According to Newark Public Schools Superintendent Chris Cerf, “Steady progress in every important metric, including dramatically improved graduation rates, increased reading and math performance and the closing of the racial and economic achievement gap” is happening in Newark. This trend, Cerf said, is “directly attributable to the district’s decision to empower parents with public school choice and to focus relentlessly on the twin values of school performance and equitable access to quality options.”
Improving Newark’s schools was no easy feat. It was long and complicated and an uphill battle — one Newark’s leaders continue to fight today. So to friends and critics alike who ask why I care so much, it’s because this is personal for me.
As a public school student in Newark who never saw anything less than an “A” on my report card, I can still remember testing two years deficient in math on the entrance exam to attend The Pingry School, my high school alma mater and one of the best private schools in the nation. I don’t want any child from my city to study hard every night and still not be prepared at the level of their peers in wealthier districts. I also do not want the children I represented to be forced to attend schools that many in elected leadership would never send their own children to. I owed it to my community — then and now — to fight to make our public schools the best they could be, no matter the delivery system.

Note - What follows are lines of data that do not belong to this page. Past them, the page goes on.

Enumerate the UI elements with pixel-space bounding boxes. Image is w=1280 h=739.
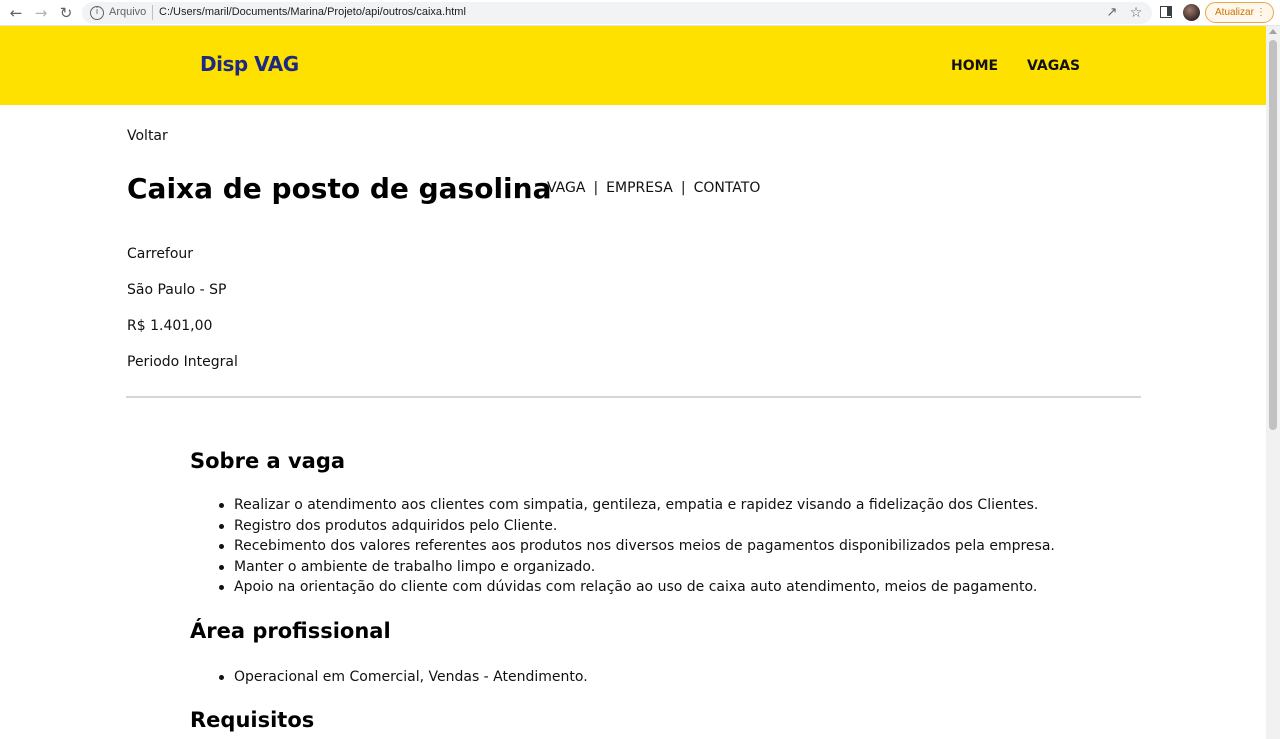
list-item: Registro dos produtos adquiridos pelo Cl…	[219, 516, 1055, 537]
share-icon[interactable]: ↗	[1102, 3, 1122, 23]
section-title-requisitos: Requisitos	[190, 708, 315, 732]
section-title-sobre: Sobre a vaga	[190, 449, 346, 473]
reload-icon[interactable]: ↻	[56, 3, 76, 23]
scroll-up-icon[interactable]	[1269, 29, 1277, 34]
subnav-empresa[interactable]: EMPRESA	[606, 180, 673, 196]
browser-toolbar: ← → ↻ i Arquivo C:/Users/maril/Documents…	[0, 0, 1280, 26]
address-bar[interactable]: i Arquivo C:/Users/maril/Documents/Marin…	[82, 2, 1152, 24]
job-salary: R$ 1.401,00	[127, 318, 213, 334]
more-icon: ⋮	[1256, 7, 1266, 18]
avatar[interactable]	[1183, 4, 1200, 21]
list-item: Apoio na orientação do cliente com dúvid…	[219, 577, 1055, 598]
site-logo[interactable]: Disp VAG	[200, 52, 299, 76]
side-panel-icon[interactable]	[1160, 6, 1172, 18]
list-item: Operacional em Comercial, Vendas - Atend…	[219, 667, 588, 688]
section-divider	[126, 396, 1141, 398]
file-scheme-label: Arquivo	[109, 6, 147, 18]
job-location: São Paulo - SP	[127, 282, 227, 298]
subnav-contato[interactable]: CONTATO	[694, 180, 761, 196]
back-link[interactable]: Voltar	[127, 128, 168, 144]
scroll-thumb[interactable]	[1269, 40, 1277, 430]
url-text[interactable]: C:/Users/maril/Documents/Marina/Projeto/…	[159, 6, 466, 18]
list-item: Manter o ambiente de trabalho limpo e or…	[219, 557, 1055, 578]
list-item: Realizar o atendimento aos clientes com …	[219, 495, 1055, 516]
page-scrollbar[interactable]	[1266, 26, 1280, 739]
back-arrow-icon[interactable]: ←	[6, 3, 26, 23]
forward-arrow-icon[interactable]: →	[31, 3, 51, 23]
section-title-area: Área profissional	[190, 619, 391, 643]
address-separator	[152, 5, 153, 20]
area-list: Operacional em Comercial, Vendas - Atend…	[219, 667, 588, 688]
site-header: Disp VAG HOME VAGAS	[0, 26, 1266, 105]
sobre-list: Realizar o atendimento aos clientes com …	[219, 495, 1055, 598]
nav-vagas[interactable]: VAGAS	[1027, 58, 1080, 74]
info-icon[interactable]: i	[90, 6, 104, 20]
subnav-separator: |	[593, 180, 599, 196]
page-title: Caixa de posto de gasolina	[127, 172, 552, 205]
star-icon[interactable]: ☆	[1126, 3, 1146, 23]
nav-home[interactable]: HOME	[951, 58, 998, 74]
subnav-vaga[interactable]: VAGA	[547, 180, 585, 196]
job-schedule: Periodo Integral	[127, 354, 238, 370]
company-name: Carrefour	[127, 246, 194, 262]
update-button[interactable]: Atualizar ⋮	[1205, 2, 1274, 23]
job-subnav: VAGA | EMPRESA | CONTATO	[547, 180, 760, 196]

I believe that the best days of Newark Public Schools are ahead. And I hope that the city’s leaders will continue to fight for the future of our children. Support, replicate, and expand schools and programs that show they work. If not, we will lose the potential of this incredible generation of students.
Ron Rice is senior director of government relations for the National Alliance for Public Charter Schools. He was formerly elected to two terms as a city councilman in Newark, N.J.